Com exceção, talvez, das moedas de ouro tilintando em minha bolsa.

Feyre suspirou. Estava ficando estafada demais.

— O senhor é extremamente gentil, milorde.

— Nunca se é gentil demais quando se trata da senhorita.

Deram outra volta, e Feyre fez uma careta para as costas largas de Rhys quando o patife sumiu de vista, provavelmente para fumar um charuto e beber com seus amigos vigaristas. A noite estava tão agradável antes de ele aparecer... Sua tia estava promovendo o sarau, então Fey custava a acreditar que alguém sequer tivesse convidado Rhys.

Seu parceiro de dança voltou a se juntar a ela, e Feyre presenteou o belo barão de cabelo dourado com um sorriso decidido. Precisava afastar o diabólico Rhys de seus pensamentos.

— O senhor está com energia hoje, lorde Tamlin.

— A senhorita me inspira — respondeu ele, parecendo cansado.

A dança chegou ao fim. Enquanto o barão procurava por um lenço em seu colete, Feyre avistou Morrigan Barrett e Cresseida Ruddick paradas próximas uma da outra junto à mesa de bebidas.

— Obrigada, milorde — disse ao parceiro, fazendo uma reverência antes que ele pudesse se oferecer para acompanhá-la em uma volta em torno do salão. — O senhor me exauriu ao extremo. Pode me dar licença?

— Ah. Eu... É claro, milady.

— Tamlin? — exclamou Morrigan de trás de seu leque marfim quando Feyre se juntou a elas. — Como foi que isso aconteceu?

Feyre se rendeu a um sorriso genuíno.

— Ele queria recitar o poema que escreveu em minha homenagem, e a única maneira de interrompê-lo depois da primeira estrofe foi concordando em acompanhá-lo em uma dança.

— Ele lhe escreveu um poema? — Cresseida colocou a mão no braço de Feyre e as guiou até as cadeiras alinhadas do outro lado do salão.

— Escreveu. — Contente por ver Tamlin escolher uma das debutantes como sua próxima vítima, Feyre aceitou uma taça de vinho Madeira de um dos lacaios. Após três horas de quadrilhas, valsas e danças folclóricas, seus pés doíam. — E você sabe o que rima com Feyre, não é?

Cresseida franziu o cenho, seus olhos cinza brilhando.

— Não, o quê?

— Nada. Ele usou a pronuncia do meu nome para acrescentar “eira” no final de todas as palavras, mesmo que ainda assim não chegue a rimar.

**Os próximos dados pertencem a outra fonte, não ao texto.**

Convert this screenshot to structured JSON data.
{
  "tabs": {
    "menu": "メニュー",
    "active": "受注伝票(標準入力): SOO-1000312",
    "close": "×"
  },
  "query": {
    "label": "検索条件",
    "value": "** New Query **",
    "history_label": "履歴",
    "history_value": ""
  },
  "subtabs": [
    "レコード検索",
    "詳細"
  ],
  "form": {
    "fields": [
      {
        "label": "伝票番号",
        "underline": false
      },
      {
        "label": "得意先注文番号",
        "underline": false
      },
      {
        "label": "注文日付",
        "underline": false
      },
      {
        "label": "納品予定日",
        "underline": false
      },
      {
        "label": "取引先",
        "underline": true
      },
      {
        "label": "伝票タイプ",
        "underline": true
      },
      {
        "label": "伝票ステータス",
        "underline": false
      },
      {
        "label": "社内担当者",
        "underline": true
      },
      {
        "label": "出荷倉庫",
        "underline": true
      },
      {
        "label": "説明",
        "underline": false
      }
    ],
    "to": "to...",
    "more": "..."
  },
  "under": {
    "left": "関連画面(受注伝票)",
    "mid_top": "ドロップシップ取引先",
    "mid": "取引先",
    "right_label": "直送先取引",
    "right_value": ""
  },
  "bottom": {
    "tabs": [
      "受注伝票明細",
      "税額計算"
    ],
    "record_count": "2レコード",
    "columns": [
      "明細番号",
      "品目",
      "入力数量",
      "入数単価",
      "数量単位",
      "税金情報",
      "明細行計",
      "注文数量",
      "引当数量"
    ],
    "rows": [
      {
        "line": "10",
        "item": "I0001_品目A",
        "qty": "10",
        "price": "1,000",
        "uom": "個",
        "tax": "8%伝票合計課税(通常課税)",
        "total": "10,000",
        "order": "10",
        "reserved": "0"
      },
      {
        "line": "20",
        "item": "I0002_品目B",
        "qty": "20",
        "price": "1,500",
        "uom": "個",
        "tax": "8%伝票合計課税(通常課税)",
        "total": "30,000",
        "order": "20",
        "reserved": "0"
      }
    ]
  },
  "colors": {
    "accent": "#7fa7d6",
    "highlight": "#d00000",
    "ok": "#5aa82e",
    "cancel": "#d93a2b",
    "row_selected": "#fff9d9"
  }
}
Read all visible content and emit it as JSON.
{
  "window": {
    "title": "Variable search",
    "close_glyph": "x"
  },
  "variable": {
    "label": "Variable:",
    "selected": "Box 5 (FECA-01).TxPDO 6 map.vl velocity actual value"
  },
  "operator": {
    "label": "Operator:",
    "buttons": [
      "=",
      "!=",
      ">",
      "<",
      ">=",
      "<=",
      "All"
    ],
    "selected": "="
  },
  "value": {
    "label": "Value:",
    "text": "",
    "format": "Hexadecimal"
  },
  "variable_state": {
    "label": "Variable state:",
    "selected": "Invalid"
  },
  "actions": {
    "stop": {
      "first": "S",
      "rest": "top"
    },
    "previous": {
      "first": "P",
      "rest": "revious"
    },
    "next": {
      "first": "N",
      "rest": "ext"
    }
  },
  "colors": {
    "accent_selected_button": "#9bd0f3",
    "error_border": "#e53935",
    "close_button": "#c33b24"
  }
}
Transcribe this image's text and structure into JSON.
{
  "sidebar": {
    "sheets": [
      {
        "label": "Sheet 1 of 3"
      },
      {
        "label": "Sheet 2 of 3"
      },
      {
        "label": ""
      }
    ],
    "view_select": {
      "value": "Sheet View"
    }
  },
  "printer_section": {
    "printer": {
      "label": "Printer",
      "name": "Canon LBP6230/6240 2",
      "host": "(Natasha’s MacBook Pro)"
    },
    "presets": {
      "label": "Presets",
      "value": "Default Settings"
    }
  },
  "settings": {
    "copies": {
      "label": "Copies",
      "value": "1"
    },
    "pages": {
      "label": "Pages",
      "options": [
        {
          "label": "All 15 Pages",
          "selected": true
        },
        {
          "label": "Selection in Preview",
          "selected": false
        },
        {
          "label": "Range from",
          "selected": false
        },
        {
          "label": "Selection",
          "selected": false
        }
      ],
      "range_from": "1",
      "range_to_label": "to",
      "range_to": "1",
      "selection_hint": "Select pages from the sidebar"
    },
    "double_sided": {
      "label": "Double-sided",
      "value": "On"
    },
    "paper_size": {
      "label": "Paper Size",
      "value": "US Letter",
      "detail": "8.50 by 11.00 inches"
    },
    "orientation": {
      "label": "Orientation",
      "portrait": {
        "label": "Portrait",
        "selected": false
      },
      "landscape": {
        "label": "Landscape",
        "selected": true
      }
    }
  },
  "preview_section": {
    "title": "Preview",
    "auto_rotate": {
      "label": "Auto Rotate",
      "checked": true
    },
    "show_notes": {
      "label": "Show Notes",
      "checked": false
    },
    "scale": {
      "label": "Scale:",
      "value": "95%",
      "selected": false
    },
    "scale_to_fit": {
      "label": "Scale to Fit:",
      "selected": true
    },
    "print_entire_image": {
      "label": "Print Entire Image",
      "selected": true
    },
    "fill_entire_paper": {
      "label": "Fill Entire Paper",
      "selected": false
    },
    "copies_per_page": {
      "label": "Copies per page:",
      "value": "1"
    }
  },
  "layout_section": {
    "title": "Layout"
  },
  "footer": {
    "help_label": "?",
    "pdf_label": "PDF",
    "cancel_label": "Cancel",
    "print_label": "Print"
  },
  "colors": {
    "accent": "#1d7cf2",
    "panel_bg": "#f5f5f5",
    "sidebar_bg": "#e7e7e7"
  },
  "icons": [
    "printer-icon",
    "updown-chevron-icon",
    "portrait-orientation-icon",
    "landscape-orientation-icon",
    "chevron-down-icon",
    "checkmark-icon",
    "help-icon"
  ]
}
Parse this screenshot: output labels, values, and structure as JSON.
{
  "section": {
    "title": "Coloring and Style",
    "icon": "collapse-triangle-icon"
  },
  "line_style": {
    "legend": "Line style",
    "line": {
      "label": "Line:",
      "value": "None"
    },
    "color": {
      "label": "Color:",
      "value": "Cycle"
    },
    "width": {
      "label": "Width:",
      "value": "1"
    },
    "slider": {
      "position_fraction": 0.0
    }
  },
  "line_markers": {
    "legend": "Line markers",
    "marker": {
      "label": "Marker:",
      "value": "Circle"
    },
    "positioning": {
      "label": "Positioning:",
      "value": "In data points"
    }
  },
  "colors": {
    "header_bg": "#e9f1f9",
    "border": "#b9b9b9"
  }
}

E em trímetros iâmbicos, no entanto.  ―Ah, Feyra, sua beleza é reluzentieira; com sua linda cabelereira douradieira ; sua..

Morrigan emitiu um ruído sufocado.

— Meu Senhor, pare imediatamente. Fey, você tem uma habilidade incrível de fazer os homens dizerem e fazerem as coisas mais ridículas.

Feyre meneou a cabeça, tirando um cacho douradieiro que se soltara dos grampos de marfim de cima dos olhos.

— Meu dinheiro tem essa habilidade. Não eu.

— Não deveria ser tão cínica assim. Afinal de contas, Tamlin se deu ao trabalho de lhe escrever um poema, mesmo que horrível — ponderou Cresseida.

— Sim, você tem razão. É tão triste que eu fique tão cansada dessas coisas com apenas 24 anos, não é?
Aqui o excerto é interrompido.